On Sun, Aug 31, 2014 at 06:36:00PM +0200, Jens Gustedt wrote:
> > > > > But I just discovered another such incentive :) You were right, that
> > > > > the error handling for thrd_create was not correct for C11, but it
> > > > > wasn't my fault :) POSIX (and thus __pthread_create) basically maps
> > > > > all errors to EAGAIN, where C11 requires us to distinguish ENOMEM from
> > > > > other failures.
> > > > > 
> > > > > Thus I had to integrate this difference into __pthread_create, which
> > > > > was not difficult, but which intrudes even a little bit more into the
> > > > > existing code.
> > > > 
> > > > I think POSIX's EAGAIN is fully equivalent to C11's thrd_nomem: both
> > > > should reflect any condition where the thread could not be created due
> > > > to a resource exhaustion type failure. While you could argue that
> > > > thrd_nomem should only indicate failure of the mmap, not the clone, I
> > > > think this would be a useless distinction to callers (both of them are
> > > > fundamentally allocation operations) and then you'd be forced to use
> > > > thrd_error for clone failures, whereas I would think thrd_error should
> > > > be reserved for either erroneous usage (but that's UB anyway) or more
> > > > permanent failures (like lack of thread support on the OS).
> > > 
> > > Having read up a bit, now, I don't think so, for C threads this
> > > mapping is not correct.  clone has several different error returns
> > > that the actual code correctly maps to EAGAIN, but among them it also
> > > has ENOMEM.
> > > 
> > > So we have possible ENOMEM coming from clone and from mmap, and a
> > > bunch of other obscure errors that should go to thrd_error.
> > 
> > Like what? I see no possible errors except EAGAIN and ENOMEM. The only
> > others listed in the man page are EINVAL and EPERM and they pertain to
> > invalid arguments that aren't being used by pthread_create.
> 
> (I withdraw the "bunch of")
> 
> EAGAIN from clone is clearly a distinct error condition than when it
> is on ENOMEM. I would not see it covered by what C11 expects as that
> error condition. So the EAGAIN from clone should go to thrd_error, I
> think, and not be merged with ENOMEM for the C threads implementation.

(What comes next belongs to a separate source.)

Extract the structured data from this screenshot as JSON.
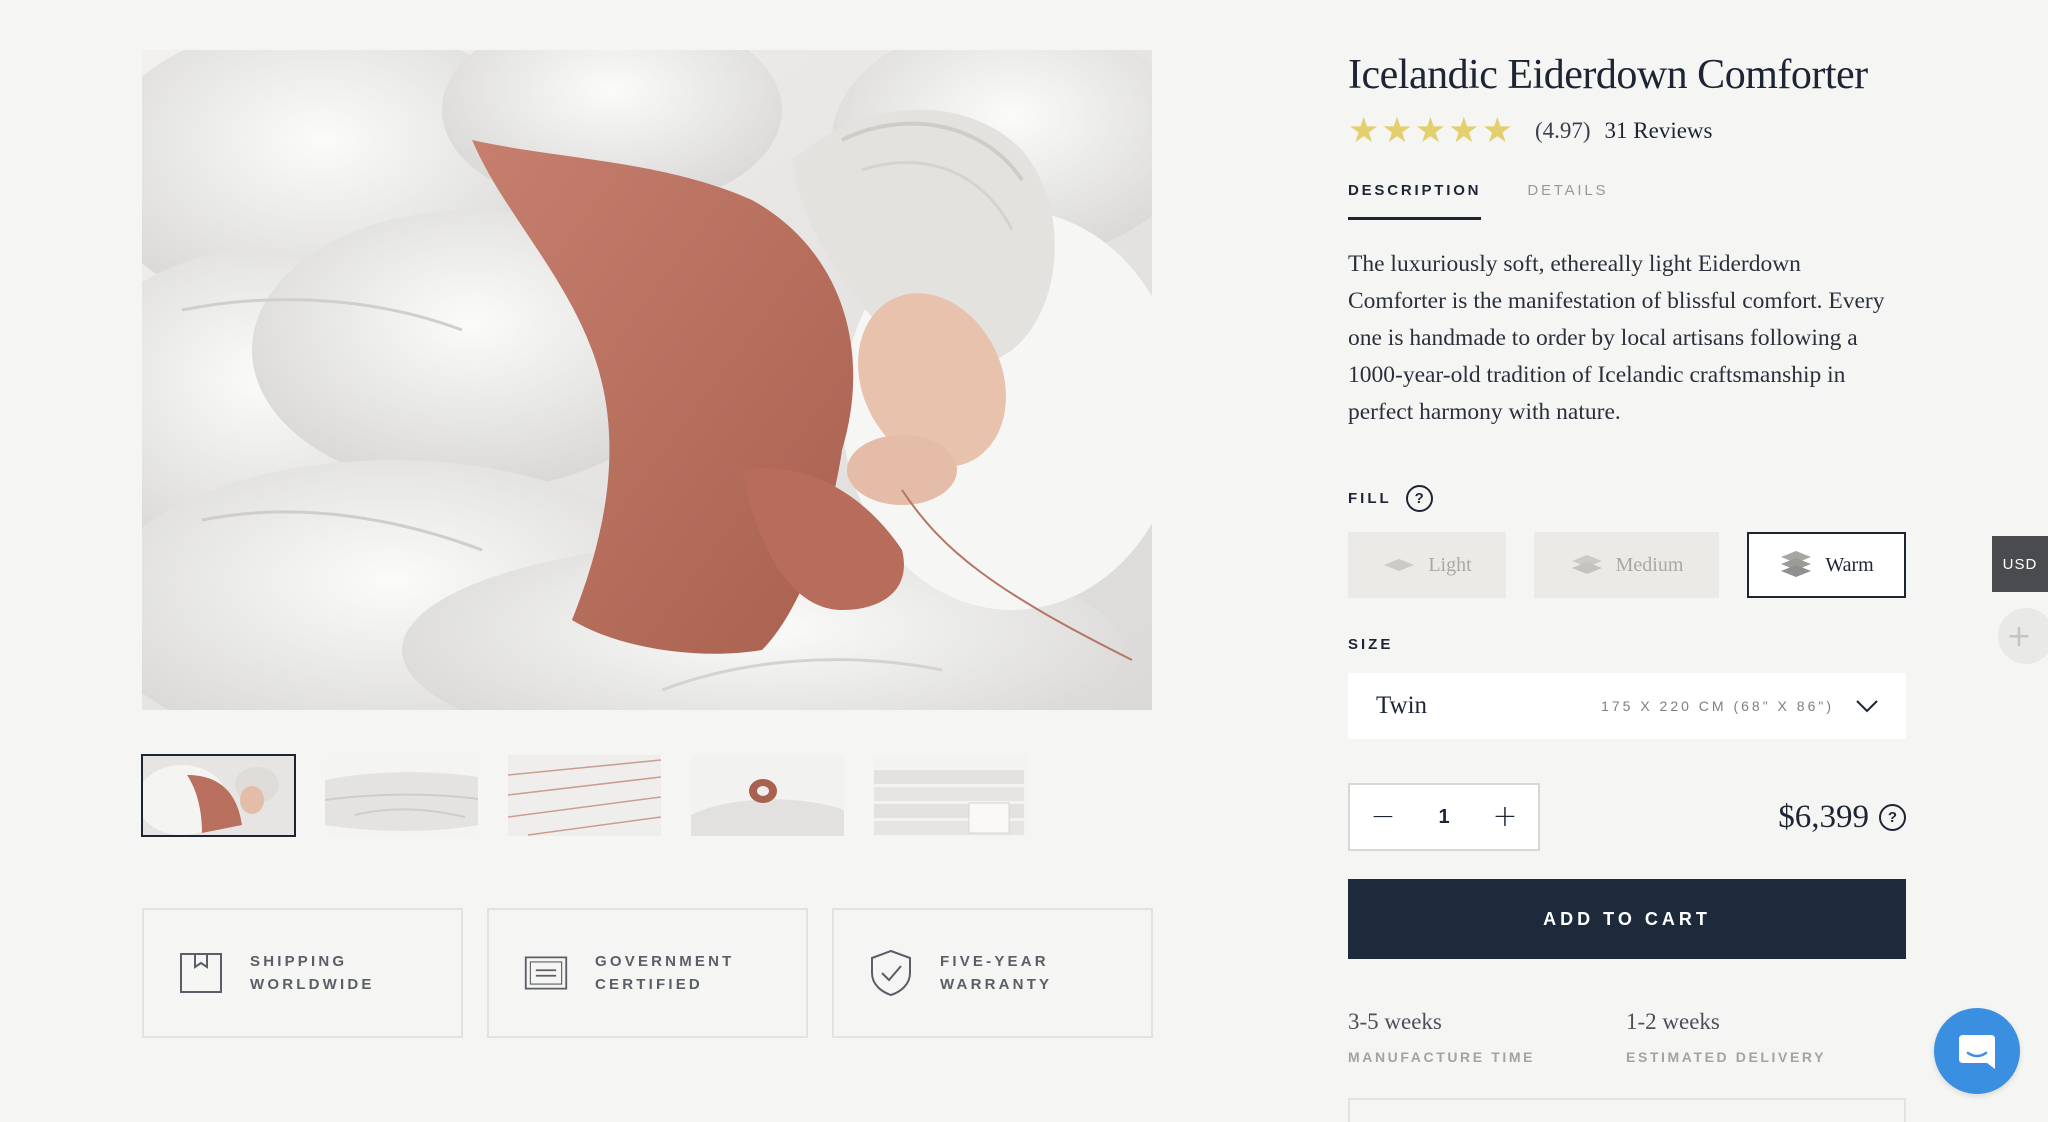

I disagree here, at least unless you have a convincing argument for
this. EAGAIN from clone reflects a condition where a resource could
not be allocated. The reason (policy or inherent limits on a
particular type of resource, as opposed to just generally running out
of memory) doesn't seem to be relevant to applications, and I don't
see how thrd_error is any more appropriate than thrd_nomem for
reporting it. Certainly there are other cases where one type of
allocation (e.g. mmap for a thread) might fail where another (e.g.
malloc reusing freed memory on the heap) might fail, so I don't think
you can say that thrd_nomem is inappropriate if malloc would succeed.